Well, that's promising news - it appears we're not going to see somebody like former Phillies GM Ed Wade or former Dodgers GM Dan Evans or some of the other dubious candidates the Astros have been interviewing.
I'm a lot less confident in Wade or someone like that than I am in... really, almost any younger candidate. I think the reason why - and I haven't followed baseball long enough to say this with a ton of confidence, but what the heck - is that major league baseball execs are just a lot smarter now than they were ten or so years ago, when people like Wade and Cam Bonifay were in charge.

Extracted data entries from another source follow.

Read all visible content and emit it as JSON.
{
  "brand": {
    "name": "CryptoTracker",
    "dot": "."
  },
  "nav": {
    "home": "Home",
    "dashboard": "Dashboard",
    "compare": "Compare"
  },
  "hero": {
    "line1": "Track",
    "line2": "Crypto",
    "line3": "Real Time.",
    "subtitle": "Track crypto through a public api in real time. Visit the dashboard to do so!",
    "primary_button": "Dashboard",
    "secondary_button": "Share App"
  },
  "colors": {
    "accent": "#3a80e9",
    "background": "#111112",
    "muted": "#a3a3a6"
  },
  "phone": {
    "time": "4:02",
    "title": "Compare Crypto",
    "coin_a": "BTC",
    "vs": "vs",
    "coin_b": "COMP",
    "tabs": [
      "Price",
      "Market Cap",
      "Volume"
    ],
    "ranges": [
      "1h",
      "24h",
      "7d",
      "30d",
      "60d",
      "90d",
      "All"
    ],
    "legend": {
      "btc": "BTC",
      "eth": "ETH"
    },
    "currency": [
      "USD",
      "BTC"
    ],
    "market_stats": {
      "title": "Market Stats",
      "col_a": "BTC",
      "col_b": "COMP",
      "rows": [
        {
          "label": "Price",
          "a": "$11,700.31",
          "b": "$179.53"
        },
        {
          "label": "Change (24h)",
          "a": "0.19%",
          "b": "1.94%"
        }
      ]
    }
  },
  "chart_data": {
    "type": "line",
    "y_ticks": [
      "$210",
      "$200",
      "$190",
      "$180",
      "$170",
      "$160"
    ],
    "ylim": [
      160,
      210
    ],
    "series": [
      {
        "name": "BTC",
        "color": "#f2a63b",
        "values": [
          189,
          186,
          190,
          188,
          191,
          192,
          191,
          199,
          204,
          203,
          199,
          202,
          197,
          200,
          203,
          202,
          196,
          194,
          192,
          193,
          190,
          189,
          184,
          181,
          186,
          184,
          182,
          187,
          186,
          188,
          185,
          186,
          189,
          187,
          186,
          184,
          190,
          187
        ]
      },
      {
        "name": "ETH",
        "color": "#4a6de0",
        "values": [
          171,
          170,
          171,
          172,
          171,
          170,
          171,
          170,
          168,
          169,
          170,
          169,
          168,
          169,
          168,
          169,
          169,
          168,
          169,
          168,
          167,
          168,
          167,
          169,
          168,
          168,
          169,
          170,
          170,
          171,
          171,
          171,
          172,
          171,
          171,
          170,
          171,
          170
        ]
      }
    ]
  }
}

It's not a stats-versus-scouts thing, but my perception is that it has something to do with that. Ten or even five years ago, good GMs were able to get good players like David Ortiz or prime Matt Stairs for next to nothing; six years ago, a major-league GM traded Jermaine Dye for Neifi Perez.
There are front offices out there who will do really dumb things - the Reds and Orioles come to mind - but my perception is that the Chuck LaMars and Joe Garagiolas and Dave Littlefields and Ed Wades of the world are a dying breed, and they're being replaced by (mostly young) guys who know what they're doing, like Andrew Friedman of the Rays and Josh Byrnes of the Diamondbacks.
In 2002, Billy Beane got decent contributions from a number of players who cost him almost nothing. Scrap-heap pickup Scott Hatteberg hit .280/.374/.433 and played good defense at first; Ray Durham hit well for the team down the stretch, and then the A's collected draft picks for him when he left as a free agent, and all he cost was marginal reliever Jon Adkins; bench hitter Olmedo Saenz was a minor league free agent; starting pitcher Cory Lidle and starting second baseman Mark Ellis - along with Johnny Damon, who'd already left via free agency - were acquired for fading Ben Grieve, one-year wonder Angel Berroa and nonentity A.J. Hinch. (The A's also got the draft pick they used to acquire Nick Swisher when Damon left via free agency.)
With these players and a very good core of youngsters, Beane's 2002 A's won 103 games. This year, the A's are struggling to crack .500. Most of those core players are gone, but another part of Beane's problem is that he has a harder time getting the Ray Durhams and Scott Hattebergs and Mark Ellises and Jermaine Dyes for nothing. Chad Gaudin has been a terrific free talent pickup for the 2007 A's, and Lenny DiNardo has survived despite a horrible K/BB ratio. Marco Scutaro, who arrived a few years ago from a waiver claim, has been decent. And Jack Cust has been great, but that's less a case of Beane exploiting an inefficiency in the market and more a case of him getting lucky - Cust was in the A's system in 2005, and Beane let him go via free agency after the year was over. Most of the other guys on the 2007 A's are either young players or players the A's basically paid fair market value for.
It's not that Beane has gotten any dumber since 2002. It's that the rest of baseball has caught up to him, as bad GMs have been replaced by better ones. You can't just take the Royals' best players anymore, because Dayton Moore is a much better G.M. than Allard Baird was.
So I'm happy to see the Pirates are going to try to hire someone who's relatively new. The rest of the league has evolved; it's time for the Pirates to evolve too. And hiring someone who's already had a shot and didn't prove to be one of the game's better GMs is not the way to do that.